Kane Perris

Personal information
- Nationality: Australian
- Born: 12 May 1997 (age 29)

Sport
- Country: Australia
- Sport: Para-cycling
- Disability: Visual impairment

Medal record
Men's para-cycling
Representing Australia
Track World Championships
| Gold medal – first place | 2025 Rio de Janeiro | Mixed team sprint B |
| Silver medal – second place | 2025 Rio de Janeiro | Tandem B kilo |
| Silver medal – second place | 2025 Rio de Janeiro | Tandem B sprint |
Commonwealth Games
| Bronze medal – third place | 2026 Glasgow | Tandem B kilo |

= Kane Perris =

Australian para-olympian cyclist

Kane Perris (born 12 May 1997) is a legally blind Australian para cyclist. He competed at the 2024 Paris Paralympics.

== Personal ==
Perris was born with albinism and its associated vision loss. He works as a Therapy Assistant at VisAbility. He is the younger brother of Australian Paralympic track sprinter Chad Perris.

== Cycling ==
Perris cycling career started as the result of 2020 talent identification program undertaken by the Western Australian Institute of Sport. His cycling career was derailed for ten months in 2021 due to a serious injury. At the 2024 Para National Championships, Perris with pilot Luke Zaccaria set a national record in the team sprint and achieved a World Championship and Paralympic qualifying time in the 1km time trial. He competed at the 2024 UCI Para-cycling Track World Championships in Rio de Janeiro, Brazil.

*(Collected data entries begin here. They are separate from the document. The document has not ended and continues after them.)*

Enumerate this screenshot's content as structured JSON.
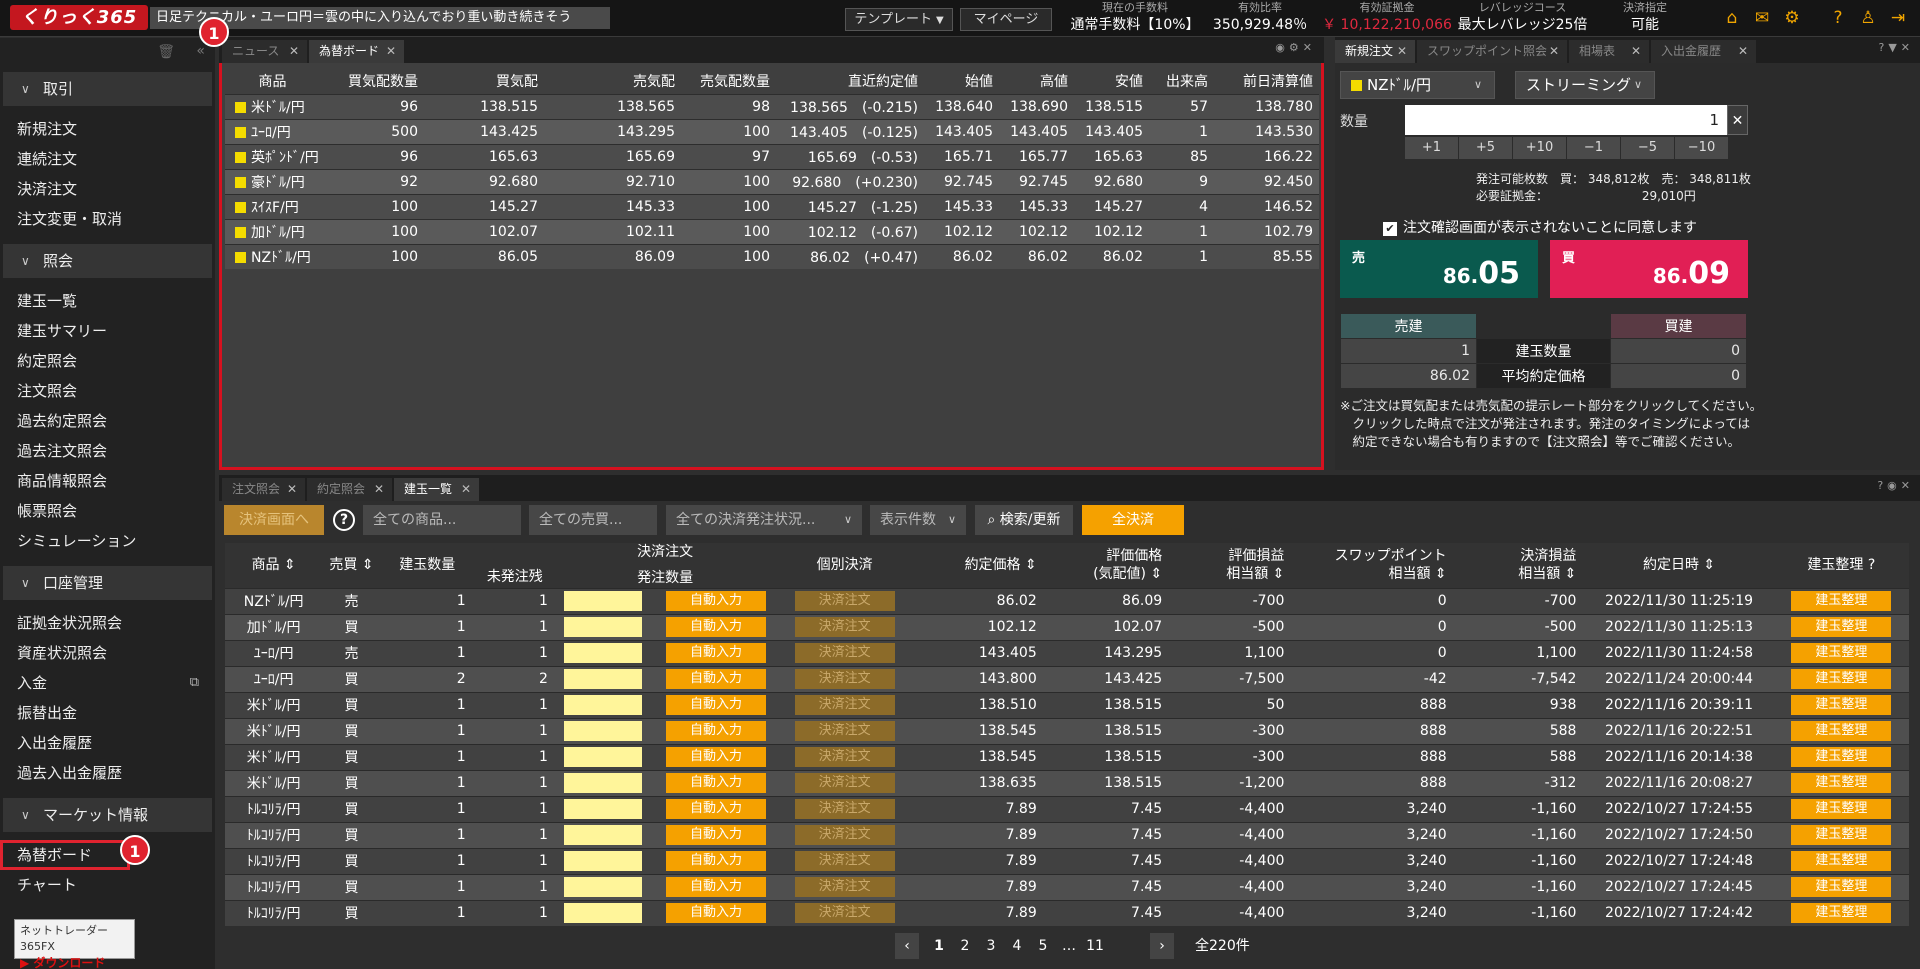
{
  "header": {
    "logo": "くりっく365",
    "news": "日足テクニカル・ユーロ円＝雲の中に入り込んでおり重い動き続きそう",
    "template": "テンプレート",
    "mypage": "マイページ",
    "stats": [
      {
        "label": "現在の手数料",
        "value": "通常手数料【10%】"
      },
      {
        "label": "有効比率",
        "value": "350,929.48％"
      },
      {
        "label": "有効証拠金",
        "value": "￥ 10,122,210,066"
      },
      {
        "label": "レバレッジコース",
        "value": "最大レバレッジ25倍"
      },
      {
        "label": "決済指定",
        "value": "可能"
      }
    ]
  },
  "sidebar": {
    "sections": [
      {
        "title": "取引",
        "items": [
          "新規注文",
          "連続注文",
          "決済注文",
          "注文変更・取消"
        ]
      },
      {
        "title": "照会",
        "items": [
          "建玉一覧",
          "建玉サマリー",
          "約定照会",
          "注文照会",
          "過去約定照会",
          "過去注文照会",
          "商品情報照会",
          "帳票照会",
          "シミュレーション"
        ]
      },
      {
        "title": "口座管理",
        "items": [
          "証拠金状況照会",
          "資産状況照会",
          "入金",
          "振替出金",
          "入出金履歴",
          "過去入出金履歴"
        ]
      },
      {
        "title": "マーケット情報",
        "items": [
          "為替ボード",
          "チャート"
        ]
      }
    ],
    "download_line1": "ネットトレーダー365FX",
    "download_line2": "ダウンロード",
    "badge": "1"
  },
  "fx_board": {
    "tabs": [
      "ニュース",
      "為替ボード"
    ],
    "columns": [
      "商品",
      "買気配数量",
      "買気配",
      "売気配",
      "売気配数量",
      "直近約定値",
      "始値",
      "高値",
      "安値",
      "出来高",
      "前日清算値"
    ],
    "rows": [
      [
        "米ﾄﾞﾙ/円",
        "96",
        "138.515",
        "138.565",
        "98",
        "138.565　(-0.215)",
        "138.640",
        "138.690",
        "138.515",
        "57",
        "138.780"
      ],
      [
        "ﾕｰﾛ/円",
        "500",
        "143.425",
        "143.295",
        "100",
        "143.405　(-0.125)",
        "143.405",
        "143.405",
        "143.405",
        "1",
        "143.530"
      ],
      [
        "英ﾎﾟﾝﾄﾞ/円",
        "96",
        "165.63",
        "165.69",
        "97",
        "165.69　(-0.53)",
        "165.71",
        "165.77",
        "165.63",
        "85",
        "166.22"
      ],
      [
        "豪ﾄﾞﾙ/円",
        "92",
        "92.680",
        "92.710",
        "100",
        "92.680　(+0.230)",
        "92.745",
        "92.745",
        "92.680",
        "9",
        "92.450"
      ],
      [
        "ｽｲｽF/円",
        "100",
        "145.27",
        "145.33",
        "100",
        "145.27　(-1.25)",
        "145.33",
        "145.33",
        "145.27",
        "4",
        "146.52"
      ],
      [
        "加ﾄﾞﾙ/円",
        "100",
        "102.07",
        "102.11",
        "100",
        "102.12　(-0.67)",
        "102.12",
        "102.12",
        "102.12",
        "1",
        "102.79"
      ],
      [
        "NZﾄﾞﾙ/円",
        "100",
        "86.05",
        "86.09",
        "100",
        "86.02　(+0.47)",
        "86.02",
        "86.02",
        "86.02",
        "1",
        "85.55"
      ]
    ]
  },
  "order": {
    "tabs": [
      "新規注文",
      "スワップポイント照会",
      "相場表",
      "入出金履歴"
    ],
    "pair": "NZﾄﾞﾙ/円",
    "mode": "ストリーミング",
    "qty_label": "数量",
    "qty": "1",
    "steps": [
      "+1",
      "+5",
      "+10",
      "−1",
      "−5",
      "−10"
    ],
    "avail": "発注可能枚数　買： 348,812枚　売： 348,811枚",
    "margin": "必要証拠金：　　　　　　　　 29,010円",
    "confirm": "注文確認画面が表示されないことに同意します",
    "sell_label": "売",
    "sell_small": "86.",
    "sell_big": "05",
    "buy_label": "買",
    "buy_small": "86.",
    "buy_big": "09",
    "pos_sell": "売建",
    "pos_buy": "買建",
    "pos_qty_label": "建玉数量",
    "pos_avg_label": "平均約定価格",
    "sell_qty": "1",
    "buy_qty": "0",
    "sell_avg": "86.02",
    "buy_avg": "0",
    "note": "※ご注文は買気配または売気配の提示レート部分をクリックしてください。\n　クリックした時点で注文が発注されます。発注のタイミングによっては\n　約定できない場合も有りますので【注文照会】等でご確認ください。"
  },
  "positions": {
    "tabs": [
      "注文照会",
      "約定照会",
      "建玉一覧"
    ],
    "settle_screen": "決済画面へ",
    "help": "?",
    "filters": [
      "全ての商品...",
      "全ての売買...",
      "全ての決済発注状況...",
      "表示件数"
    ],
    "search": "検索/更新",
    "settle_all": "全決済",
    "head": {
      "pair": "商品",
      "side": "売買",
      "qty": "建玉数量",
      "unsettled": "未発注残",
      "order": "決済注文",
      "order_qty": "発注数量",
      "indiv": "個別決済",
      "price": "約定価格",
      "eval": "評価価格",
      "eval2": "(気配値)",
      "pl": "評価損益",
      "pl2": "相当額",
      "swap": "スワップポイント",
      "swap2": "相当額",
      "spl": "決済損益",
      "spl2": "相当額",
      "date": "約定日時",
      "arrange": "建玉整理"
    },
    "auto": "自動入力",
    "settle_order": "決済注文",
    "arrange": "建玉整理",
    "rows": [
      [
        "NZﾄﾞﾙ/円",
        "売",
        "1",
        "1",
        "86.02",
        "86.09",
        "-700",
        "0",
        "-700",
        "2022/11/30 11:25:19"
      ],
      [
        "加ﾄﾞﾙ/円",
        "買",
        "1",
        "1",
        "102.12",
        "102.07",
        "-500",
        "0",
        "-500",
        "2022/11/30 11:25:13"
      ],
      [
        "ﾕｰﾛ/円",
        "売",
        "1",
        "1",
        "143.405",
        "143.295",
        "1,100",
        "0",
        "1,100",
        "2022/11/30 11:24:58"
      ],
      [
        "ﾕｰﾛ/円",
        "買",
        "2",
        "2",
        "143.800",
        "143.425",
        "-7,500",
        "-42",
        "-7,542",
        "2022/11/24 20:00:44"
      ],
      [
        "米ﾄﾞﾙ/円",
        "買",
        "1",
        "1",
        "138.510",
        "138.515",
        "50",
        "888",
        "938",
        "2022/11/16 20:39:11"
      ],
      [
        "米ﾄﾞﾙ/円",
        "買",
        "1",
        "1",
        "138.545",
        "138.515",
        "-300",
        "888",
        "588",
        "2022/11/16 20:22:51"
      ],
      [
        "米ﾄﾞﾙ/円",
        "買",
        "1",
        "1",
        "138.545",
        "138.515",
        "-300",
        "888",
        "588",
        "2022/11/16 20:14:38"
      ],
      [
        "米ﾄﾞﾙ/円",
        "買",
        "1",
        "1",
        "138.635",
        "138.515",
        "-1,200",
        "888",
        "-312",
        "2022/11/16 20:08:27"
      ],
      [
        "ﾄﾙｺﾘﾗ/円",
        "買",
        "1",
        "1",
        "7.89",
        "7.45",
        "-4,400",
        "3,240",
        "-1,160",
        "2022/10/27 17:24:55"
      ],
      [
        "ﾄﾙｺﾘﾗ/円",
        "買",
        "1",
        "1",
        "7.89",
        "7.45",
        "-4,400",
        "3,240",
        "-1,160",
        "2022/10/27 17:24:50"
      ],
      [
        "ﾄﾙｺﾘﾗ/円",
        "買",
        "1",
        "1",
        "7.89",
        "7.45",
        "-4,400",
        "3,240",
        "-1,160",
        "2022/10/27 17:24:48"
      ],
      [
        "ﾄﾙｺﾘﾗ/円",
        "買",
        "1",
        "1",
        "7.89",
        "7.45",
        "-4,400",
        "3,240",
        "-1,160",
        "2022/10/27 17:24:45"
      ],
      [
        "ﾄﾙｺﾘﾗ/円",
        "買",
        "1",
        "1",
        "7.89",
        "7.45",
        "-4,400",
        "3,240",
        "-1,160",
        "2022/10/27 17:24:42"
      ]
    ],
    "pages": [
      "1",
      "2",
      "3",
      "4",
      "5",
      "…",
      "11"
    ],
    "total": "全220件"
  },
  "colors": {
    "accent": "#f5a100",
    "sell": "#0a5a4e",
    "buy": "#e11f55",
    "highlight": "#d6111f"
  }
}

At the 2024 Paris Paralympics, he finished fourth in the Men's 1 km time trial B and fourteenth in the Men's individual pursuit B.

At the 2025 UCI Para-cycling Track World Championships in Rio de Janeiro, Brazil, he won the gold medal in the Mixed Team Sprint B and silver medals with pilot Luke Zaccaria in the Men's Tandem Sprint B and Men's Tandem Kilo B.

Perris with his pilot Luke Zaccaria featured in Changing Track - a documentary on the Australian Paralympic Cycling team in the lead up to the 2024 Paris Paralympics.